One of my resolutions this year was to write everything. I think I meant blogging, or storytelling, at the very least. After all, if I'm going to make the effort to help the tree fall in the forest, someone should hear it, preferably as many someones as possible.
This, I know, is selfish and not really the point of a writing resolution. If I wanted to be heard, I should have resolved to achieve internet fame and fortune, right? It sounds like that's really what I was after.
Energized, I spent all day weaving a story from an experience I had on the train this morning, tying back to a discussion Sir and I had this weekend in regards something I've been thinking about for a while. It was a lovely idea. I noodled it around while in meetings, jotted down items in various notebooks and (sorry Rachel) strung together pithy phrases in my head during spin class. I fully intended to create something this evening, post-gym. Something writerly and awe-inspiring. Something worth reading.
Before I could sit down in front of my computer, I got into it with a gym friend who was frustrated with her job. I left her in the locker room, but I just couldn't let it go - for whatever reason, I felt really connected to her plight. So instead of pouring out prose as intended, I wrote her an email.

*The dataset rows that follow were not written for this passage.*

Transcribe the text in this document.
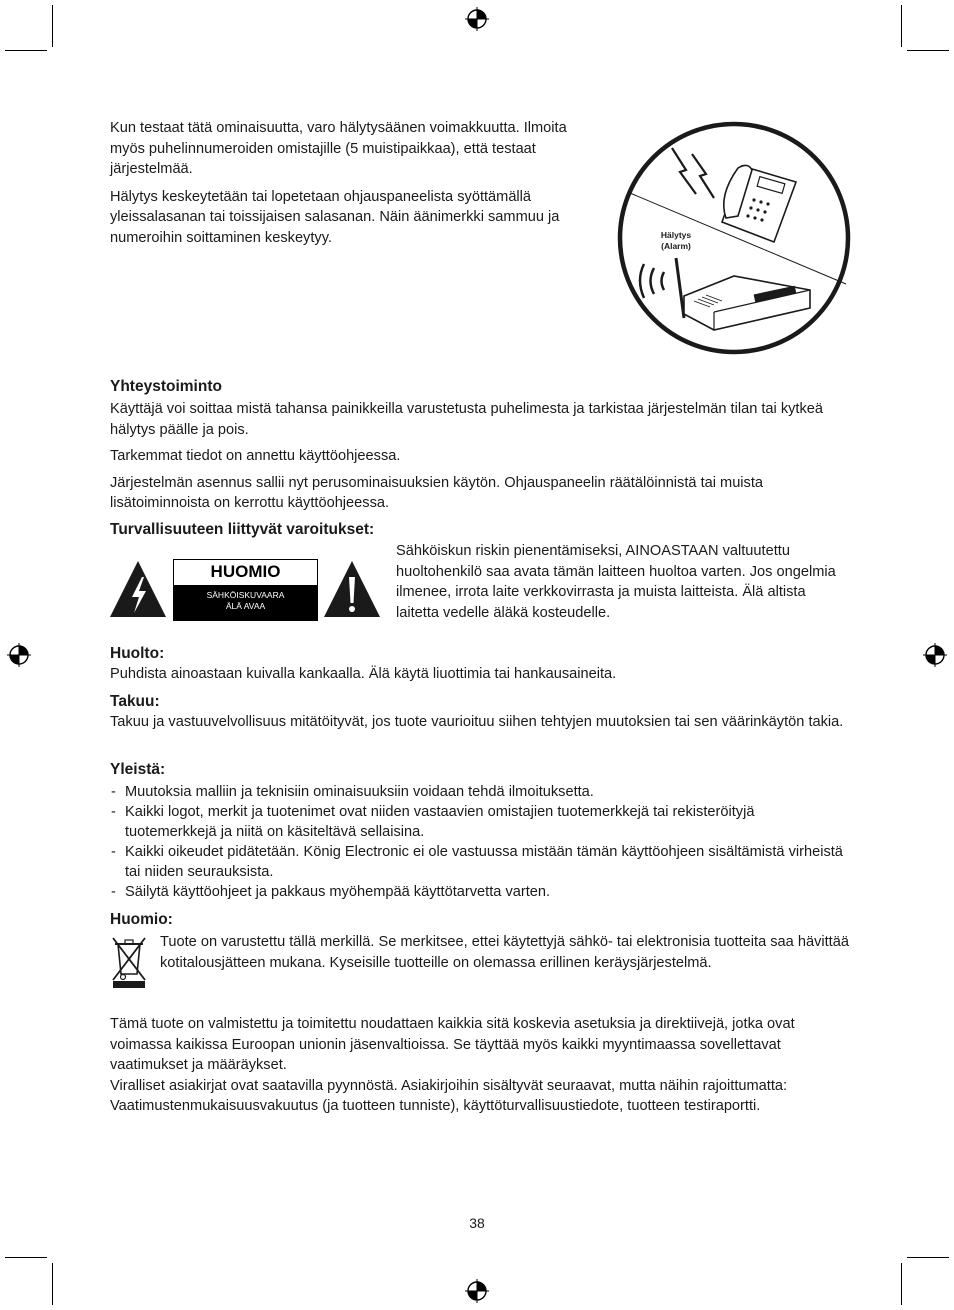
Kun testaat tätä ominaisuutta, varo hälytysäänen voimakkuutta. Ilmoita myös puhelinnumeroiden omistajille (5 muistipaikkaa), että testaat järjestelmää.

Hälytys keskeytetään tai lopetetaan ohjauspaneelista syöttämällä yleissalasanan tai toissijaisen salasanan. Näin äänimerkki sammuu ja numeroihin soittaminen keskeytyy.	Hälytys
(Alarm)

Yhteystoiminto

Käyttäjä voi soittaa mistä tahansa painikkeilla varustetusta puhelimesta ja tarkistaa järjestelmän tilan tai kytkeä hälytys päälle ja pois.

Tarkemmat tiedot on annettu käyttöohjeessa.

Järjestelmän asennus sallii nyt perusominaisuuksien käytön. Ohjauspaneelin räätälöinnistä tai muista lisätoiminnoista on kerrottu käyttöohjeessa.

Turvallisuuteen liittyvät varoitukset:

Sähköiskun riskin pienentämiseksi, AINOASTAAN valtuutettu huoltohenkilö saa avata tämän laitteen huoltoa varten. Jos ongelmia ilmenee, irrota laite verkkovirrasta ja muista laitteista. Älä altista laitetta vedelle äläkä kosteudelle.

HUOMIO
SÄHKÖISKUVAARA
ÄLÄ AVAA

Huolto:

Puhdista ainoastaan kuivalla kankaalla. Älä käytä liuottimia tai hankausaineita.

Takuu:

Takuu ja vastuuvelvollisuus mitätöityvät, jos tuote vaurioituu siihen tehtyjen muutoksien tai sen väärinkäytön takia.

Yleistä:

- Muutoksia malliin ja teknisiin ominaisuuksiin voidaan tehdä ilmoituksetta.
- Kaikki logot, merkit ja tuotenimet ovat niiden vastaavien omistajien tuotemerkkejä tai rekisteröityjä tuotemerkkejä ja niitä on käsiteltävä sellaisina.
- Kaikki oikeudet pidätetään. König Electronic ei ole vastuussa mistään tämän käyttöohjeen sisältämistä virheistä tai niiden seurauksista.
- Säilytä käyttöohjeet ja pakkaus myöhempää käyttötarvetta varten.

Huomio:

Tuote on varustettu tällä merkillä. Se merkitsee, ettei käytettyjä sähkö- tai elektronisia tuotteita saa hävittää kotitalousjätteen mukana. Kyseisille tuotteille on olemassa erillinen keräysjärjestelmä.

Tämä tuote on valmistettu ja toimitettu noudattaen kaikkia sitä koskevia asetuksia ja direktiivejä, jotka ovat voimassa kaikissa Euroopan unionin jäsenvaltioissa. Se täyttää myös kaikki myyntimaassa sovellettavat vaatimukset ja määräykset.

Viralliset asiakirjat ovat saatavilla pyynnöstä. Asiakirjoihin sisältyvät seuraavat, mutta näihin rajoittumatta: Vaatimustenmukaisuusvakuutus (ja tuotteen tunniste), käyttöturvallisuustiedote, tuotteen testiraportti.

38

It was a terrific email. It really was. I analyzed, I sympathized, I energized. I broke her situation down into numbers and percentages, various audiences and potential outcomes of her energy expenditures. I had an introduction and a fully-developed body before drawing everything up into a beautiful conclusion. I was witty. I was touching. I told a story. I was on fire.
It was probably the best thing I've written in a long while.
Sir came home just as I hit send and asked what I was writing. I heard myself tell him that I had intended to write something tonight, but instead had put my energy into an email and was disappointed to not have anything to show for it. His reaction was something like this --
"Yo dawg, I heard you like writing..."
Ah, me. I wanted to write? I had written, and written well. I wanted to have something to show for it? I had made my friend happy. The tree had fallen, and a really important person had been around to hear it. I had done the thing, only I was too wrapped up in labels and audience-longing to call it.
Sometimes I'm such a dunce. Maybe resolutions are not end points, but lenses through which we see ourselves a little bit clearer along the journey, if only for a few weeks (until, of course, we forget about them and go back to a lifestyle of sloth).
Maybe I'll write the other thing tomorrow. The end.